Data from a new study presented this week at The Liver Meeting® – held by the American Association for the Study of Liver Diseases – found that kratom, a popular and widely available product, may cause liver toxicity and severe liver injury. Kratom has stimulant effects at low doses, and sedative or narcotic, opioid-like effects at high doses. This supplement has abuse potential, a risk that more healthcare practitioners should recognize and discuss with their patients.
Kratom is a botanical product made from Mitragyna speciosa─ a tropical evergreen tree in the coffee family found in Southeast Asia ─ with several active alkaloids driving its activity. The most abundant of the alkaloids, Mitragynine, is thought to act as an opioid agonist. Kratom use is on the rise as the U.S. opioid epidemic continues to drive more patients to seek herbal supplements as pain-relieving alternatives. However, more than 90 deaths have been attributed to kratom use. The study is a case series led by researchers from the U.S. Drug Induced Liver Injury Network (DILIN). Their aim was to describe kratom-associated hepatotoxicity with chemical analysis to confirm that Mitragyna was present in the implicated products.
The DILIN investigators recognized that an increasing number of liver injury cases due to kratom were enrolled into its prospective study in recent years, and this served as the impetus for this investigation."
Victor Navarro, MD, division head of Gastroenterology at Albert Einstein Healthcare Network in Philadelphia and the study's lead author
The researchers examined 404 cases of herbal and dietary supplement (HDS) associated liver injury in the DILIN Prospective Study cohort between 2004 and 2018, and they found that eight were associated with products that contain kratom - seven of which were convincingly associated with kratom. There was one case of exposure in 2007, one in 2008; and four cases in which exposure occurred more recently (one in 2014, another in 2016 and three in 2017).
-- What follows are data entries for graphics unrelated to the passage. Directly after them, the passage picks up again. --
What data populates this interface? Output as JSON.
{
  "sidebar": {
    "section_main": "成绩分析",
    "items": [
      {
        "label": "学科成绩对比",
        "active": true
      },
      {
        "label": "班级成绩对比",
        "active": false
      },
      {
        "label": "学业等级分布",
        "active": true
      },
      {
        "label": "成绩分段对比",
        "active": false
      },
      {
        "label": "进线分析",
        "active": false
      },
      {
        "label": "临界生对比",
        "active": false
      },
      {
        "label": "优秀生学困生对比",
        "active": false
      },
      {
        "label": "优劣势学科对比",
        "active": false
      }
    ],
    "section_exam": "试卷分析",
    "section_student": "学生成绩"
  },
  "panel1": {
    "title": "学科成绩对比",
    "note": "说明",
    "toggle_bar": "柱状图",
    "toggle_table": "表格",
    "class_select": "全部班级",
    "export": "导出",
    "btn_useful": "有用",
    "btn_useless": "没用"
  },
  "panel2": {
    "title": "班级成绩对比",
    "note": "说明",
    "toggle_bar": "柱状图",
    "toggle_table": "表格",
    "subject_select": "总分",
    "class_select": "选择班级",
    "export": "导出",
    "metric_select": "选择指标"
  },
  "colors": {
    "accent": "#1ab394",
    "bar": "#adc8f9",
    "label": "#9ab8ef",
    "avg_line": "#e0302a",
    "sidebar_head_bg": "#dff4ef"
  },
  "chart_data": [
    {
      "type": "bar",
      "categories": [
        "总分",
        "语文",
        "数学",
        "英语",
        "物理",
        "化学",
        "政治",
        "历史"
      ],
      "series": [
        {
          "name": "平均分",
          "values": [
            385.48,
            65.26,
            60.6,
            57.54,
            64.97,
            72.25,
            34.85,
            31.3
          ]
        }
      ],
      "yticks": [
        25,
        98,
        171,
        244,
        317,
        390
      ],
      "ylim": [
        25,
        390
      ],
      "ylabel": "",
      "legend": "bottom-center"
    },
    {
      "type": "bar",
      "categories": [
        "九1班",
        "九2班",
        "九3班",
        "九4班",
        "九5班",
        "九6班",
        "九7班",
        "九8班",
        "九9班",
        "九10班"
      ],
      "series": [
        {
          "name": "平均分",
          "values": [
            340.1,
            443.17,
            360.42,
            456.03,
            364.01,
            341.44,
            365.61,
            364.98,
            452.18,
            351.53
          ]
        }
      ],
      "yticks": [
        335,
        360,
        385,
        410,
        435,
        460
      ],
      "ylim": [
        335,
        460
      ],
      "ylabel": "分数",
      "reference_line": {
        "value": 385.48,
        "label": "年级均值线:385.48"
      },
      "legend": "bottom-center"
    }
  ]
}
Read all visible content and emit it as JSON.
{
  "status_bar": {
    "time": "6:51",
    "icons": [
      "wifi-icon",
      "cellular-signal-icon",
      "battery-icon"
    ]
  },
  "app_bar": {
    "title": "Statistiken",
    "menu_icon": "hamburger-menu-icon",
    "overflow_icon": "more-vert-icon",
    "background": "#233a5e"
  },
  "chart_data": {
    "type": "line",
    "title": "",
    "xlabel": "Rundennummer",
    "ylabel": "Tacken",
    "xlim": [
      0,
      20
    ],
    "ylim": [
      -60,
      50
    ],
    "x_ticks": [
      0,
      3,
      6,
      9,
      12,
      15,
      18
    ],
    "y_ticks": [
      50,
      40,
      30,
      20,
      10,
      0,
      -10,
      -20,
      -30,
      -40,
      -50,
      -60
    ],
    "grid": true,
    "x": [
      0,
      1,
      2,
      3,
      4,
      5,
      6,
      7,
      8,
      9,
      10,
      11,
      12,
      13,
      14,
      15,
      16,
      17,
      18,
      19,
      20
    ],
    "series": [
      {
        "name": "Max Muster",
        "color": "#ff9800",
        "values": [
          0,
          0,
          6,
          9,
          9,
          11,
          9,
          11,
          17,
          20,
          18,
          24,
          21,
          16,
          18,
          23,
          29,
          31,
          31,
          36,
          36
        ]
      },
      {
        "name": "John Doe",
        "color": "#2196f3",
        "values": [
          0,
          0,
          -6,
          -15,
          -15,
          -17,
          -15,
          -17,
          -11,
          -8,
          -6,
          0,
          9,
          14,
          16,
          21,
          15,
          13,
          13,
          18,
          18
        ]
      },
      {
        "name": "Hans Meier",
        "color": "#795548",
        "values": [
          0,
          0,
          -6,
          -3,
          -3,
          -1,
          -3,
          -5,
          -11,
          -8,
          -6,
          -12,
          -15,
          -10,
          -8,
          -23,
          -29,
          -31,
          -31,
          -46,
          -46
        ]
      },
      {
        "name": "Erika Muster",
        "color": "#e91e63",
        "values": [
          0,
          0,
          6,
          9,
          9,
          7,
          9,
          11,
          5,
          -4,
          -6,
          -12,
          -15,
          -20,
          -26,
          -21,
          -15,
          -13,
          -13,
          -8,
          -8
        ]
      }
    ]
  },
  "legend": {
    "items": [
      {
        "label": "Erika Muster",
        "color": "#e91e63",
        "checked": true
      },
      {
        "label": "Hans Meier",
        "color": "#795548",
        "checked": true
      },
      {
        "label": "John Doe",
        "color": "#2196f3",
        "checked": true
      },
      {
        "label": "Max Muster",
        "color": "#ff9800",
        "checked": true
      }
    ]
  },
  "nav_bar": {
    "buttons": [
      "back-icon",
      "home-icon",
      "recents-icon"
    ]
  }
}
The researchers determined the likelihood that the liver injury incidents were HDS-associated through a structured, expert-opinion-based causality assessment method where the supplements involved were retrieved when available and analyzed using ultra-high-performance liquid chromatography-mass spectrometry.
Six of the seven liver injuries that the researchers thought were due to kratom occurred in men. The exposed patients' median age was 46 (ranging from 25 to 70). Six were Caucasian. All the patients used alcohol, but none had major comorbidities. Five patients used kratom for its psychotropic effects, and one to treat joint pain. The patients used the botanical products for a median of 22 days (a range of 15 to 49 days) before the onset of liver injury. Five of the subjects had jaundice, six experienced itching, five had abdominal pain and three had a fever. None exhibited a rash.
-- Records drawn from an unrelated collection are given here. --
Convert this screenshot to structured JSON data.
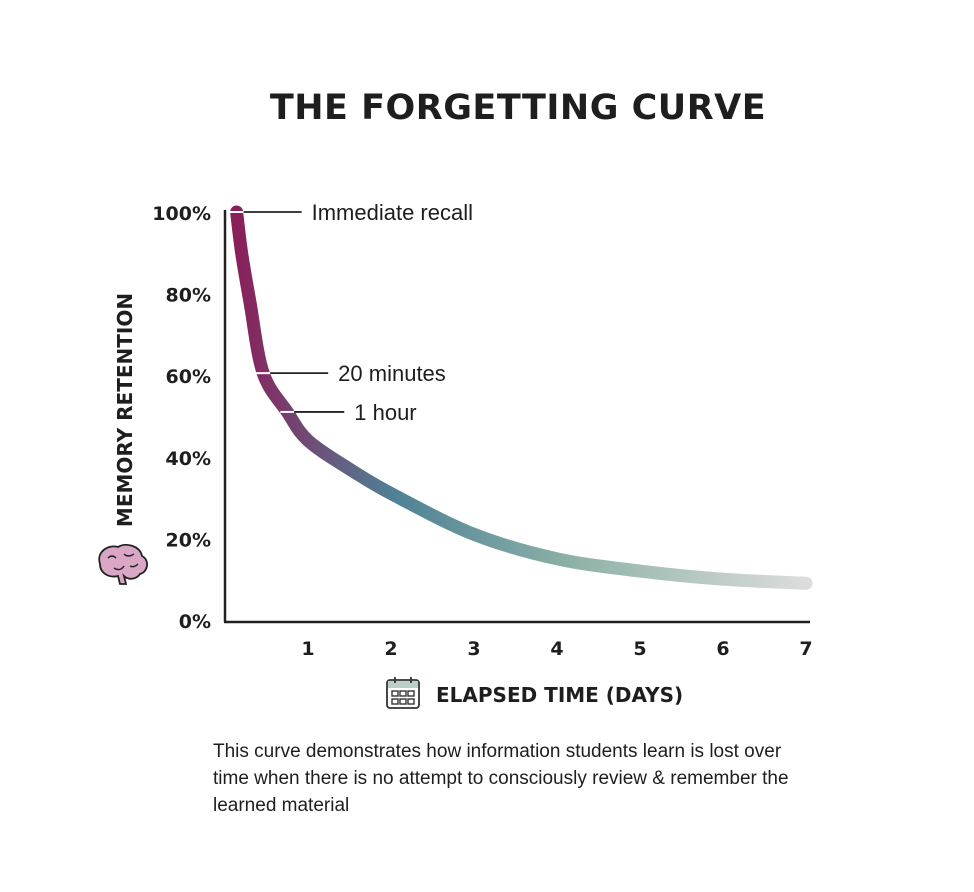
{
  "chart_data": {
    "type": "line",
    "title": "THE FORGETTING CURVE",
    "xlabel": "ELAPSED TIME (DAYS)",
    "ylabel": "MEMORY RETENTION",
    "x_ticks": [
      "1",
      "2",
      "3",
      "4",
      "5",
      "6",
      "7"
    ],
    "y_ticks": [
      "0%",
      "20%",
      "40%",
      "60%",
      "80%",
      "100%"
    ],
    "xlim": [
      0,
      7
    ],
    "ylim": [
      0,
      100
    ],
    "grid": false,
    "points": [
      {
        "x": 0.14,
        "y": 100
      },
      {
        "x": 0.2,
        "y": 90
      },
      {
        "x": 0.3,
        "y": 78
      },
      {
        "x": 0.46,
        "y": 60.5
      },
      {
        "x": 0.75,
        "y": 51
      },
      {
        "x": 1,
        "y": 44
      },
      {
        "x": 1.5,
        "y": 37
      },
      {
        "x": 2,
        "y": 31
      },
      {
        "x": 3,
        "y": 21
      },
      {
        "x": 4,
        "y": 15
      },
      {
        "x": 5,
        "y": 12
      },
      {
        "x": 6,
        "y": 10
      },
      {
        "x": 7,
        "y": 9
      }
    ],
    "annotations": [
      {
        "label": "Immediate recall",
        "x": 0.14,
        "y": 100
      },
      {
        "label": "20 minutes",
        "x": 0.46,
        "y": 60.5
      },
      {
        "label": "1 hour",
        "x": 0.75,
        "y": 51
      }
    ],
    "colors": {
      "start": "#8a1f5a",
      "mid": "#4f8296",
      "late": "#8fb3a8",
      "end": "#dcdcdc",
      "brain": "#d9a6c6",
      "calendar_header": "#b9cfc7"
    }
  },
  "caption": "This curve demonstrates how information students learn is lost over time when there is no attempt to consciously review & remember the learned material",
  "icons": {
    "ylabel_icon": "brain-icon",
    "xlabel_icon": "calendar-icon"
  }
}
When the researchers analyzed liver test results, the study subjects' median alanine aminotransferase (ALT) at onset was 326 U/L, their median aspartate aminotransferase (AST) was 154 U/L, their median alkaline phosphatase (Alk P) was 292 U/L, and their median total bilirubin was 9.5 mg/dL. The corresponding peak values of these results were 362 U/L, 154 U/L, 294 U/L, and 20.1 mg/dL. The median R factor value, a key measure to differentiate the types of liver injury present, at onset was 3.0, indicating a mixed hepatocellular and cholestatic injury.
According to Dr. Navarro, liver injuries in the study occurred after a median latency period of two to six weeks, and showed a mixed pattern. Two patients underwent biopsy that revealed cholestasis. Six patients were hospitalized, and all patients recovered without a transplant. All three products that underwent chemical analysis contained kratom (Mitragyna speciosa) compounds and no other common hepatotoxins.
"[Health care] providers should be aware that this readily available substance commonly used for its psychotropic effects, is capable of causing severe liver injury," says Dr. Navarro, noting the study's results highlight a potential increase in liver injury episodes associated with kratom use that may be coinciding with the opioid epidemic.